Click on the charts below for a full display.

1


2


3

The top managers of pension fund assets in the UK

The management of most pension fund assets in the UK is often delegated to diversified investment management houses and very few self-managed pension funds still exist.

The key players are:

Rank Pension AUM $m
1. Legal & General 370,014
2. BlackRock 252,814
3. Insight 144,183
4. State Street Global Advisors 57,231
5. Standard Life 56,109
6. Schroder Inv. Mgt. 44,649
7. M&G Investments 42,585
8. Threadneedle 41,080
9. Hermes 40,127
10. UBS Global Asset Mgt. 19,802
11. Baillie Gifford 14,478
12. Aberdeen Asset Mgt. 8,665
13. Newton Inv. Mgt. 7,889
14. Capital International 7,713

Source: Hymans Robertson

It’s interesting to note that significant segments of these assets are managed passively (according to Hymans Robertson at least 40%).

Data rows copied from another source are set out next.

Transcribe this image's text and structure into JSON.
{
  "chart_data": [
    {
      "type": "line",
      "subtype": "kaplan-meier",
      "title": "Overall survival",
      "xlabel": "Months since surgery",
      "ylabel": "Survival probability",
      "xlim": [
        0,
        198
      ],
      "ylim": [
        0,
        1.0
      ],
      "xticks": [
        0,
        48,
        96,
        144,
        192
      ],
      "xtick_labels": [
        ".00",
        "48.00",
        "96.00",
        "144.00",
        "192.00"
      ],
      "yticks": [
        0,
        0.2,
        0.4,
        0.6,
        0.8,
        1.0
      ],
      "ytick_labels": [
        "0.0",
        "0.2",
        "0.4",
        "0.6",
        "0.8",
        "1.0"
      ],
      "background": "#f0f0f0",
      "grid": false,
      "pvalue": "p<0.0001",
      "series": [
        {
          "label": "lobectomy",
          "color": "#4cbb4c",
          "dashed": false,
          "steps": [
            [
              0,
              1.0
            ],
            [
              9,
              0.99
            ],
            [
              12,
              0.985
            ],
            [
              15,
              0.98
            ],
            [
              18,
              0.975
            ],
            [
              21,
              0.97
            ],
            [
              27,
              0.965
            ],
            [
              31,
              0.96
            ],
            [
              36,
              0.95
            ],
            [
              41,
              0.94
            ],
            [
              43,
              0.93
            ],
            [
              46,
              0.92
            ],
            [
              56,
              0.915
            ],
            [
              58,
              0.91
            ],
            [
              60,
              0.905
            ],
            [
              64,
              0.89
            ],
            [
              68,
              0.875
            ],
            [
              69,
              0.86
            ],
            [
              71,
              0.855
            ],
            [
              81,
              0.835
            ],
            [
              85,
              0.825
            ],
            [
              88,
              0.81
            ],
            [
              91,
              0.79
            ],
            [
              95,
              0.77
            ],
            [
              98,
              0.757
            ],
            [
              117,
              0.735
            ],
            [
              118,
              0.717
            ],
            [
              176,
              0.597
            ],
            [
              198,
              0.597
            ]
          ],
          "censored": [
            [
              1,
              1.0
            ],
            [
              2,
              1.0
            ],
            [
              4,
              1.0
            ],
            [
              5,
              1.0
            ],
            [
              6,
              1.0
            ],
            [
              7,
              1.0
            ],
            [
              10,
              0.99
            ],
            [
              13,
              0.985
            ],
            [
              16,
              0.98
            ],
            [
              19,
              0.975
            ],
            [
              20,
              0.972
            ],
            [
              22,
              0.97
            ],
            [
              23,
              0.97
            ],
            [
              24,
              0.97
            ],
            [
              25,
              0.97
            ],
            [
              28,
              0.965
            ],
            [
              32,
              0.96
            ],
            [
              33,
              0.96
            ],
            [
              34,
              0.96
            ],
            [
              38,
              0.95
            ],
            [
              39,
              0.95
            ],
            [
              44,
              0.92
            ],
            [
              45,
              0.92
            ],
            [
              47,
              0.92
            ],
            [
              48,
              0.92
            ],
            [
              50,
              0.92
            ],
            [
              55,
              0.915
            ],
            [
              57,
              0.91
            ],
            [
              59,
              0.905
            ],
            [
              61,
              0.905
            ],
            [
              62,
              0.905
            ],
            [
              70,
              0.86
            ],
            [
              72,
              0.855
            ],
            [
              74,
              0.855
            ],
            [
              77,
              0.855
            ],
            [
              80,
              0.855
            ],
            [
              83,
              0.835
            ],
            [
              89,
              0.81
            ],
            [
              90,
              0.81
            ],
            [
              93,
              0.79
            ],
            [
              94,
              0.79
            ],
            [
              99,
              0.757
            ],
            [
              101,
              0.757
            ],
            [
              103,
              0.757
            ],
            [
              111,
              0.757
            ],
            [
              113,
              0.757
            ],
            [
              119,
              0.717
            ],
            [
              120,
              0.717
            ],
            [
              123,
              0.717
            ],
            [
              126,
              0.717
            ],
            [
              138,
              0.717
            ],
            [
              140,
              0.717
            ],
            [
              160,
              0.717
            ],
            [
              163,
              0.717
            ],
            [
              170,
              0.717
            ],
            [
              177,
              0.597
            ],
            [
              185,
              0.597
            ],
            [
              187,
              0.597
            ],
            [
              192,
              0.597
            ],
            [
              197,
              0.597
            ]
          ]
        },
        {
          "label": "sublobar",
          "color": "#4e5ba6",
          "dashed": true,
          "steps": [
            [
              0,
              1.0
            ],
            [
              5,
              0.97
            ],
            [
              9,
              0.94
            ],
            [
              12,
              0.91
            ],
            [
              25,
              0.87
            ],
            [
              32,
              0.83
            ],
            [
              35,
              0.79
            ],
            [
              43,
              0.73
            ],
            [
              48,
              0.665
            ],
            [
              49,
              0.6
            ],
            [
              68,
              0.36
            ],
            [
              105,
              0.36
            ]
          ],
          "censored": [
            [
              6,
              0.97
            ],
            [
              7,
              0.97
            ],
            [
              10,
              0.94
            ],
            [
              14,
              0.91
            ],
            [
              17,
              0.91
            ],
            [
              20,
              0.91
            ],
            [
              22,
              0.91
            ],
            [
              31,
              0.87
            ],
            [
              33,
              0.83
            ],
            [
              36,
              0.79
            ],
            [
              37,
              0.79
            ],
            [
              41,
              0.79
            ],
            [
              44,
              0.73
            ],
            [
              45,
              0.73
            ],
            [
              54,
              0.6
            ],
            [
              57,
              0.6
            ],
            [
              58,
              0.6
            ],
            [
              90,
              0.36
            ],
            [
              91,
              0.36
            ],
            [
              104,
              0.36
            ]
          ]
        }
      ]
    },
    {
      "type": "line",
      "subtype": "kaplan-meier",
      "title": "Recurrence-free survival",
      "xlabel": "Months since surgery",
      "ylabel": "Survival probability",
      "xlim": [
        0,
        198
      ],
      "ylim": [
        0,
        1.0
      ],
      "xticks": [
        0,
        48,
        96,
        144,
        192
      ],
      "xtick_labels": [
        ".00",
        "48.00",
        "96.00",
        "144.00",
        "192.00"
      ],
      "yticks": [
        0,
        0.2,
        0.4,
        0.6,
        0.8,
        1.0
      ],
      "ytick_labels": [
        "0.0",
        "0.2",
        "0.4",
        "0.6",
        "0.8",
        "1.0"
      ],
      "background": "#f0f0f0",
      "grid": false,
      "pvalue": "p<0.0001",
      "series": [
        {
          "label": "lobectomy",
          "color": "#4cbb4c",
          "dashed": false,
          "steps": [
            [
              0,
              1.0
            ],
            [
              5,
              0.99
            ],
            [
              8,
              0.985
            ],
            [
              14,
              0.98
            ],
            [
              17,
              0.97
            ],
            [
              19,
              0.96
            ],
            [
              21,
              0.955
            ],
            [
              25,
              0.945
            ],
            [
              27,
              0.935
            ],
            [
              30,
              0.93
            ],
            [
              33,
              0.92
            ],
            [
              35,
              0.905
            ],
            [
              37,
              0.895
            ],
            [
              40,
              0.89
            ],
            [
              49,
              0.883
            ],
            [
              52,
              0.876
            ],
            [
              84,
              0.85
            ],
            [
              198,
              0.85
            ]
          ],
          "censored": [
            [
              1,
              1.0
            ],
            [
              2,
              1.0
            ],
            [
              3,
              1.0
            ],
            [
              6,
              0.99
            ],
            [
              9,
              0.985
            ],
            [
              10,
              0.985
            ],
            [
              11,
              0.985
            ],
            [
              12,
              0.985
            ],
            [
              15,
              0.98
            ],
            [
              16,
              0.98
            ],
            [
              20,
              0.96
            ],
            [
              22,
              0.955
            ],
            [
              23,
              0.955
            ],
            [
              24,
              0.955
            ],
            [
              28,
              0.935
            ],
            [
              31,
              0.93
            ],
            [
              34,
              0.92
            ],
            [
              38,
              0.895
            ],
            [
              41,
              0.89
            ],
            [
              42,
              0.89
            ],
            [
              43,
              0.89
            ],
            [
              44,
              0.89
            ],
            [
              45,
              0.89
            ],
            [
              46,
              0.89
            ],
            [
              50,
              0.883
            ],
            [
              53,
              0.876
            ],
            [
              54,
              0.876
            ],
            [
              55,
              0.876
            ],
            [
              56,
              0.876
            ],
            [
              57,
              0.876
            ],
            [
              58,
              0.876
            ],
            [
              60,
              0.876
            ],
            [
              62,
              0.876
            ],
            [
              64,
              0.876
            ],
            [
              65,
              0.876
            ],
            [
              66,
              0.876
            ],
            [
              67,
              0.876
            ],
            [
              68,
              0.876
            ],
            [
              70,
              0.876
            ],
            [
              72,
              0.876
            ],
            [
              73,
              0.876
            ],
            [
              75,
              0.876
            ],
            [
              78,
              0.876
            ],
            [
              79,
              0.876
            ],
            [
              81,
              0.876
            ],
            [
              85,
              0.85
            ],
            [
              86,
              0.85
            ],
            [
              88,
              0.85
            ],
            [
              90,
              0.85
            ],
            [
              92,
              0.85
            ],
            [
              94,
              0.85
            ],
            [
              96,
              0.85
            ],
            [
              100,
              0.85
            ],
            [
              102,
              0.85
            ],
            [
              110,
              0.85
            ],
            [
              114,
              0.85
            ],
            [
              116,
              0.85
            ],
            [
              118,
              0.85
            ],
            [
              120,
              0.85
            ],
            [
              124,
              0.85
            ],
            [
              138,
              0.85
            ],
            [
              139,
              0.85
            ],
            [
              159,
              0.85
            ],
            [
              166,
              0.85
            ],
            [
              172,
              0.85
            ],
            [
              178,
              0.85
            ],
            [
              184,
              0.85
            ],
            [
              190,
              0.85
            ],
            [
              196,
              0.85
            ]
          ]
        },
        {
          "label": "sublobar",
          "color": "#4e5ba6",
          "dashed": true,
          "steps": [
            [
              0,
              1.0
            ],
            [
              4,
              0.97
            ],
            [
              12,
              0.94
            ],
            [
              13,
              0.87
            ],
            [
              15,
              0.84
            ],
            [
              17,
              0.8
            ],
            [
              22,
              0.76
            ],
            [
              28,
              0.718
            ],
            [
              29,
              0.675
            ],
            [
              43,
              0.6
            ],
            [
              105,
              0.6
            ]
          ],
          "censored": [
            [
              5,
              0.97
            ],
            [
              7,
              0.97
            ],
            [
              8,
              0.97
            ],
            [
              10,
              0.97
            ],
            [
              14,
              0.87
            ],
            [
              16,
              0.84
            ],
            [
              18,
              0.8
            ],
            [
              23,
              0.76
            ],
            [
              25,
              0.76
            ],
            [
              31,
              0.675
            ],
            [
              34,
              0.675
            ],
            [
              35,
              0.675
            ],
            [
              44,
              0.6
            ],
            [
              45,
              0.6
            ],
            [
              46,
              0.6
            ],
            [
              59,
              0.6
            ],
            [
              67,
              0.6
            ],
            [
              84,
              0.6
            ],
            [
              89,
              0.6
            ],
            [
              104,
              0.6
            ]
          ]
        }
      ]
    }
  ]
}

The remaining self-managed funds worth targeting for investor relations outreach activity include; Aerion, BAE Systems, BP Investment, British Airways Pension, British Steel Pension and Universities Superannuation Scheme.

Dividends are back

Aggregate dividents per share for S & P 500 companies

Aggregate dividents per share for S & P 500 companies

S&P 500 dividends per share, which hit a recent low in 2010, are forecast to grow at an annual rate of 9.8% over the next three years, driven by strong earnings and large cash reserves.


S & P 500 dividend actions - 12 months ended February

S & P 500 dividend actions - 12 months ended February

Year-over-year dividend increases are up 57.1%, while decreases and omissions are down 81.7% and 74.8%, respectively.